Mainly that’s because of the emphasis in the Raleigh News & Observer story on one particular quote in the company’s announcement:

“Our current system, with each newsroom operating separately from the others, discourages cooperation in favor of competition and duplication,” the company said in announcing the changes. “By working together, we will marshal all the resources and talents and expertise from each region, and across the company, to produce local journalism that is ever more essential to the communities we serve.”

Any veteran of the former Media General newspapers, among some others, would recognize that description of working together to marshal regional resources and talent. Such a thing used to be called synergy. It’s hardly a new concept, and the word hasn’t been in favor for at least 10 years. Even if that’s what was being described, McClatchy officials doubtless would dismiss the suggestion that it’s what was intended because it wouldn’t sit well with investors to revive a term that no one uses anymore.

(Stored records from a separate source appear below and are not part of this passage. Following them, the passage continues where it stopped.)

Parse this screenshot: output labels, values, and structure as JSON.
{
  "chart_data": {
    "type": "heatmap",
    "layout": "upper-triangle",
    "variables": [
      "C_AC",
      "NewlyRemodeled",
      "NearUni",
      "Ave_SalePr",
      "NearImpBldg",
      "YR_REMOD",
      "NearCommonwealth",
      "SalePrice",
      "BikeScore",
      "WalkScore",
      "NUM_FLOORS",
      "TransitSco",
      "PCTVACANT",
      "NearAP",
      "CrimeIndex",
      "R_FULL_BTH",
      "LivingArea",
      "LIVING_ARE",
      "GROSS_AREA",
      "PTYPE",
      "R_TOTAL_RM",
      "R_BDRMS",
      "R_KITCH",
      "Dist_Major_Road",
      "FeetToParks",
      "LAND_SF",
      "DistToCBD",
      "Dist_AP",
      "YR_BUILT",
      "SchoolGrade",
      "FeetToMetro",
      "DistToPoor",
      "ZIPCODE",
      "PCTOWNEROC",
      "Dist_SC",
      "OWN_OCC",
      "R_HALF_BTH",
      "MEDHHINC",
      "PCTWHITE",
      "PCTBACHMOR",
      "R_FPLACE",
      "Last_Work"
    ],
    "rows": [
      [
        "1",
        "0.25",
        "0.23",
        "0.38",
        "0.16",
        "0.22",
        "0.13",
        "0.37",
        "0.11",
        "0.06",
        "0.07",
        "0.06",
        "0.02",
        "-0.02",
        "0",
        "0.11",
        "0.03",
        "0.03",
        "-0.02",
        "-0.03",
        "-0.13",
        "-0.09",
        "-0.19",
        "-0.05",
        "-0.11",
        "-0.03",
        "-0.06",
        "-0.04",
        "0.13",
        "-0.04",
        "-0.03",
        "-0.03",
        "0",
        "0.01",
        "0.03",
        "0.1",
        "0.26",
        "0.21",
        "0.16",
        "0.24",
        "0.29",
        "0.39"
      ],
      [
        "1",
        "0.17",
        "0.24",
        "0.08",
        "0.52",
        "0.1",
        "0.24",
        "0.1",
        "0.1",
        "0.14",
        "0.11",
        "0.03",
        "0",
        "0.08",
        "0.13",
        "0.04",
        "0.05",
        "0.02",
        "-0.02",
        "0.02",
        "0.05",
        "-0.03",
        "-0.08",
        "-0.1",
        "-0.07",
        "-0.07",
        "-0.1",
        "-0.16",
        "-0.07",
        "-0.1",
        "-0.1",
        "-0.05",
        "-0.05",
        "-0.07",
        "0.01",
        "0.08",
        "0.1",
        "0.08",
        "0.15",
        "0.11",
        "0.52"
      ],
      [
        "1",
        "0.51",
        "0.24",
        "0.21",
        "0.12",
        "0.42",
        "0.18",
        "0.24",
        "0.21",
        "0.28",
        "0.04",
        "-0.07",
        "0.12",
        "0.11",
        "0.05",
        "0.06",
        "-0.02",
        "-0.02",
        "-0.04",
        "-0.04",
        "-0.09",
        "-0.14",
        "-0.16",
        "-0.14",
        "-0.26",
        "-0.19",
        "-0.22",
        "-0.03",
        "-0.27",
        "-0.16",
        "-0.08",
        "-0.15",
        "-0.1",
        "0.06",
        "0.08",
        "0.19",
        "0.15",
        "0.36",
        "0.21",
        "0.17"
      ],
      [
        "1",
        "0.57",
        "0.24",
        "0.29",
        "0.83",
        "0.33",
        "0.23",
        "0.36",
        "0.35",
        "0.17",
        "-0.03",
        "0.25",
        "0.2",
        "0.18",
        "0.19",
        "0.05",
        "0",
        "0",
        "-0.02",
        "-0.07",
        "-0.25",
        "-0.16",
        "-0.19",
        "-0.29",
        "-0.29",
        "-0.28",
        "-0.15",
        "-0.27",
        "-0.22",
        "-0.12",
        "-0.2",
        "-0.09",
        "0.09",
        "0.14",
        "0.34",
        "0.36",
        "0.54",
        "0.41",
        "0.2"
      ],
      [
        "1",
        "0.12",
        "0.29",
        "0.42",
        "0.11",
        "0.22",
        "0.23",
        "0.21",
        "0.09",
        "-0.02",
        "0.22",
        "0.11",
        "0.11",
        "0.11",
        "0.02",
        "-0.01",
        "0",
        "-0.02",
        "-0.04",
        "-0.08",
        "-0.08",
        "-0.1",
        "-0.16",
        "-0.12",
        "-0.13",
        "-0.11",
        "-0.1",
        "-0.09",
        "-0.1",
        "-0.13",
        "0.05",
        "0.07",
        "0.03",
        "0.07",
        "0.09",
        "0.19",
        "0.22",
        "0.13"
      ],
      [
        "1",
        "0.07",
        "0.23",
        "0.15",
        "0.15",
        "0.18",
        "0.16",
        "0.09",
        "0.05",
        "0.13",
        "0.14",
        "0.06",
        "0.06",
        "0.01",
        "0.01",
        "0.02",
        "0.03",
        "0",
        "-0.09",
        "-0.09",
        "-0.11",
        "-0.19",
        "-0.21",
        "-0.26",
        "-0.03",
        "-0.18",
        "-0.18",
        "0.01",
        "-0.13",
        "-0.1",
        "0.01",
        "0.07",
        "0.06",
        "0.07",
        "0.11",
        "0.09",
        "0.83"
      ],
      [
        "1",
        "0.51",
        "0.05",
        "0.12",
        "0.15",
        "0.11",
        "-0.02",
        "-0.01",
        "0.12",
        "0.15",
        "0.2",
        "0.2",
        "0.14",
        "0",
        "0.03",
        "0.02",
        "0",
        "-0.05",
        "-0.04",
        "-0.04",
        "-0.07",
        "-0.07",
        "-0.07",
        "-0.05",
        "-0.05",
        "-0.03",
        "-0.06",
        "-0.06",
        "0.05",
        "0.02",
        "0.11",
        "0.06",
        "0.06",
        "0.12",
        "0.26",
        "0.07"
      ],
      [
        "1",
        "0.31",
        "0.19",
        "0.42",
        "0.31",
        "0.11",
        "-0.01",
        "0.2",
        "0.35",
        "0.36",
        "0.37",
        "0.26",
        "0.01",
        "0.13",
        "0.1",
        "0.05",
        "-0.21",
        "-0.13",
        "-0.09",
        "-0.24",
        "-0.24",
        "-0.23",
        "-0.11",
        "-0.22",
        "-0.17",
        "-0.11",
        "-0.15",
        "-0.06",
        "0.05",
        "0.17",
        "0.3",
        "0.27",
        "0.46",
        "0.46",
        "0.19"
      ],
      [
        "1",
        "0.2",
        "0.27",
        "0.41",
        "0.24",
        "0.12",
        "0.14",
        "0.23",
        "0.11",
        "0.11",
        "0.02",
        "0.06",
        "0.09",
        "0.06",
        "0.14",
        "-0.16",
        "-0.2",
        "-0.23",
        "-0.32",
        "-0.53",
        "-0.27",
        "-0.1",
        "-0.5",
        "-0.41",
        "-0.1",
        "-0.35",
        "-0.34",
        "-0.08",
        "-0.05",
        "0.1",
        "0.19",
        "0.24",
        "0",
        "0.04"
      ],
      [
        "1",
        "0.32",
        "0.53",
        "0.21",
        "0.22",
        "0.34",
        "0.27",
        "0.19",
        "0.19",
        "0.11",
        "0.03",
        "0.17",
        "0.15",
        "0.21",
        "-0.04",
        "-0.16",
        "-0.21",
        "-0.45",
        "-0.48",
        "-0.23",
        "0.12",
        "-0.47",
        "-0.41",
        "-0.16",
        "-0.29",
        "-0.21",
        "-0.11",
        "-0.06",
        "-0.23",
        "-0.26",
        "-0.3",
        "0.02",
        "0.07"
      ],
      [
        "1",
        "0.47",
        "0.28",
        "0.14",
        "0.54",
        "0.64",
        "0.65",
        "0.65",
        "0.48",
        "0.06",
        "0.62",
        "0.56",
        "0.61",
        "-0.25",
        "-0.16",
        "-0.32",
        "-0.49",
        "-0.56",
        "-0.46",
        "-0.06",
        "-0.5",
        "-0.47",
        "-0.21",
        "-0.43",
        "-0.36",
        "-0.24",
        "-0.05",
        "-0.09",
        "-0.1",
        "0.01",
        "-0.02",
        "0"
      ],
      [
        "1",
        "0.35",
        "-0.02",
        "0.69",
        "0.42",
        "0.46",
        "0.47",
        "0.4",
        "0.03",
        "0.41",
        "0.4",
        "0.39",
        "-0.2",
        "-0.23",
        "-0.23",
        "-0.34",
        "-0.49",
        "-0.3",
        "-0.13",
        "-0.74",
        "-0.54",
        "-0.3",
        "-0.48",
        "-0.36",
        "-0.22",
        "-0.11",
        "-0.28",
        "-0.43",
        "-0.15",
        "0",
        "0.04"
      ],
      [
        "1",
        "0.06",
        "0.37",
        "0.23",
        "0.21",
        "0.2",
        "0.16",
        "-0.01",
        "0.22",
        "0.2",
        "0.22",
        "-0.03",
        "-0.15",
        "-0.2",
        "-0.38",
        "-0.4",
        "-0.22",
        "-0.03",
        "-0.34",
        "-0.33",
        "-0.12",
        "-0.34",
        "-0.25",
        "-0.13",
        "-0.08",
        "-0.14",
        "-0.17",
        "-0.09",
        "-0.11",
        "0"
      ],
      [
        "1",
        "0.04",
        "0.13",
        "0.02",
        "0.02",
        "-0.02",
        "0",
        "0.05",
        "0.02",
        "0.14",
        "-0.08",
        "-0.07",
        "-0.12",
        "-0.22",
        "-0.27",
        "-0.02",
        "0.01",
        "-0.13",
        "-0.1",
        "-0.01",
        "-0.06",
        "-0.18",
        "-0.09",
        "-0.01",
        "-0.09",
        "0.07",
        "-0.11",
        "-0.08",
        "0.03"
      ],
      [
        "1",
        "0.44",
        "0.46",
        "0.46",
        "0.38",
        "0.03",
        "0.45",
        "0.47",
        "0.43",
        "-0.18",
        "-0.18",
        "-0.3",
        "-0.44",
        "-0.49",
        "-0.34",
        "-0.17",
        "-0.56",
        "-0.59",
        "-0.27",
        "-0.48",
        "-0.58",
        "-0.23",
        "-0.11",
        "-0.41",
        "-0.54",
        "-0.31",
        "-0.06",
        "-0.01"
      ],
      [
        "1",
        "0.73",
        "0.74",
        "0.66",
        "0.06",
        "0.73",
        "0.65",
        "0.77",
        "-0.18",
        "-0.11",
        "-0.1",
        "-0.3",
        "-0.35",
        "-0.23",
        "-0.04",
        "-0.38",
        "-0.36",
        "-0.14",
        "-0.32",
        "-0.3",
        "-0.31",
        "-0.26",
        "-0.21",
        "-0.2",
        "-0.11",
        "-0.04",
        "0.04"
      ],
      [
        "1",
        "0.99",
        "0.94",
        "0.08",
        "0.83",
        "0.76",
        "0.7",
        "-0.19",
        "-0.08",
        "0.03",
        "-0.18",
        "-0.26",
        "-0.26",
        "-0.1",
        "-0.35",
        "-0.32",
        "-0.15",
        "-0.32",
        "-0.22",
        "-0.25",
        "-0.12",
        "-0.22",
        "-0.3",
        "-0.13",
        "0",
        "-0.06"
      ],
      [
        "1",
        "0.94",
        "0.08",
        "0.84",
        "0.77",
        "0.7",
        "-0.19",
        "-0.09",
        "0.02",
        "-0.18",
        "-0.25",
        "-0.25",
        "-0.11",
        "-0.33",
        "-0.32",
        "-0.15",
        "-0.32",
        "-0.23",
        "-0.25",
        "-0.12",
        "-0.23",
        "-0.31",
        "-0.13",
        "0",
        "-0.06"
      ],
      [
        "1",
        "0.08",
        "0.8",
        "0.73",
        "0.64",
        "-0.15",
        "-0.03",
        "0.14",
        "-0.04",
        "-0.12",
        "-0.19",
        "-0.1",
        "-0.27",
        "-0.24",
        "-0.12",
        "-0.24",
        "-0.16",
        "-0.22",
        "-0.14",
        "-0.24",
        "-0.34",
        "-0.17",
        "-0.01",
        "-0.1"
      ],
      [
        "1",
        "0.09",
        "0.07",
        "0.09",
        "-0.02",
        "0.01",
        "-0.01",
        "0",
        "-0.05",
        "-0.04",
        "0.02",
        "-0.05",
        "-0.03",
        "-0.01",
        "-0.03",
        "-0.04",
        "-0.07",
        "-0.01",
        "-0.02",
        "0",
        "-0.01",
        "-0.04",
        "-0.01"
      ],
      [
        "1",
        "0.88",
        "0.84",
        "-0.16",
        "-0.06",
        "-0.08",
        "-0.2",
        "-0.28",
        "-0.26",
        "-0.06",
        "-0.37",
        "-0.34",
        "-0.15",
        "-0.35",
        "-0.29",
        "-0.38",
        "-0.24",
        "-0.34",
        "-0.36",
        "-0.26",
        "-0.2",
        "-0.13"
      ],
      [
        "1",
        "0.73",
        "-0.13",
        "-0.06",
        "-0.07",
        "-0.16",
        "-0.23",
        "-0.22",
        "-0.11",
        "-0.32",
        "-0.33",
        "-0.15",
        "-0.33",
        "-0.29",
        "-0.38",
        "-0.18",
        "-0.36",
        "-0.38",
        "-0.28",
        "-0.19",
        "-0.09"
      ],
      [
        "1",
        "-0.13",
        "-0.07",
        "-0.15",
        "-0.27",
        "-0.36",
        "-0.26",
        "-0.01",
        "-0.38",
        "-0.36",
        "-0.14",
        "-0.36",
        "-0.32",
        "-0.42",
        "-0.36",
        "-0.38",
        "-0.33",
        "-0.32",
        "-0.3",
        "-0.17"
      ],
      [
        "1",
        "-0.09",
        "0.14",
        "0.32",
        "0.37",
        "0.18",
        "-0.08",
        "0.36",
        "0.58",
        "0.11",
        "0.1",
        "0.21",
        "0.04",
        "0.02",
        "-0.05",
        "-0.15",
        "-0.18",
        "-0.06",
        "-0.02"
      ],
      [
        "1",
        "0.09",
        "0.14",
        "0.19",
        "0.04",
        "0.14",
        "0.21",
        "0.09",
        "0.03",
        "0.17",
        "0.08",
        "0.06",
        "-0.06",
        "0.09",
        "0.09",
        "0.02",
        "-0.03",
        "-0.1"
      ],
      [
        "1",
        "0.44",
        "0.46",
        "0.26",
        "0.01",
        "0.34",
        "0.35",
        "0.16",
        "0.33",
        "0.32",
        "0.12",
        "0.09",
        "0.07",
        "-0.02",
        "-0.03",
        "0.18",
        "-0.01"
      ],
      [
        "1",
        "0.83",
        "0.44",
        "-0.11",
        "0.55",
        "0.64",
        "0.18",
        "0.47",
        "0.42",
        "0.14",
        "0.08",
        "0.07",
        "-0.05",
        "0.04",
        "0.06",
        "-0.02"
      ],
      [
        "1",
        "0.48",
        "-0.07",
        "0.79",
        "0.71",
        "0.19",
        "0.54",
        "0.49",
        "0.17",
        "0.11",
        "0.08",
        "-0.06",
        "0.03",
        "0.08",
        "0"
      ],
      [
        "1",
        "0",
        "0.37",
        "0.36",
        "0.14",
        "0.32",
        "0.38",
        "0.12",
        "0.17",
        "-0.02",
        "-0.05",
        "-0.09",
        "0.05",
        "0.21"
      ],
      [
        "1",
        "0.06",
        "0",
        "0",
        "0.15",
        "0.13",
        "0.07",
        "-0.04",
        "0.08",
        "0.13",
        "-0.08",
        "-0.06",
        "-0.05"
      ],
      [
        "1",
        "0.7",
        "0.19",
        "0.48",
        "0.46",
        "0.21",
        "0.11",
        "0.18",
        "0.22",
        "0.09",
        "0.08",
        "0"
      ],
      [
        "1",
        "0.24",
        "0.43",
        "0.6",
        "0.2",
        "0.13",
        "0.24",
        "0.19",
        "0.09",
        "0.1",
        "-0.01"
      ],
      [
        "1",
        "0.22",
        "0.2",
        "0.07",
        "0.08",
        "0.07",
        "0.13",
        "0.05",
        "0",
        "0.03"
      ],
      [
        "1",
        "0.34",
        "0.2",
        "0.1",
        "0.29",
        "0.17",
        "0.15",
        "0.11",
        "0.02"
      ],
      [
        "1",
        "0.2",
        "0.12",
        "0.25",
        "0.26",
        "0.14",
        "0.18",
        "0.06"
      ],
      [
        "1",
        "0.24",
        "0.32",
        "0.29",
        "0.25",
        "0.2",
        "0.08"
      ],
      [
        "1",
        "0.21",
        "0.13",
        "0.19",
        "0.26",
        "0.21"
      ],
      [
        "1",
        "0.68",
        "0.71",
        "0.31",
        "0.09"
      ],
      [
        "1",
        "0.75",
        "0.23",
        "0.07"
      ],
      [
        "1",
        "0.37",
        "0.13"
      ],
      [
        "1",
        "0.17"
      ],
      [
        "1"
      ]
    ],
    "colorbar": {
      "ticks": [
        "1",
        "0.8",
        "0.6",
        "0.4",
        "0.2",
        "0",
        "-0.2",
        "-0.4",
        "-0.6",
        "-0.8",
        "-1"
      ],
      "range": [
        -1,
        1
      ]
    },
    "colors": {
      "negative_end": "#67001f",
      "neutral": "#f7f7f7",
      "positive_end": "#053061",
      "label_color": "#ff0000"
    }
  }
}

Time will tell what McClatchy’s intent actually is, but I am hard-pressed to reconcile the talk of “competition and duplication” among its N.C. and S.C. properties with the company’s footprint. There aren’t that many properties, they don’t have that much overlap, and McClatchy already combined its page design and state capital reporting operations, or at least announced it had. Are the newsrooms still, to this day, so resistant to the idea of working together that management had to be shoved aside and new blood brought in? Or is the emphasis on that one paragraph misplaced — bad reporting? Or is it company misdirection?

It was just a few months ago that Poynter reported on McClatchy’s “reinvention teams,” which the company said at the time were “picking up the pace” of innovation.

But that’s what the new regional editors are supposed to do.

It’s hard to know where things are really going. I look forward to seeing what happens.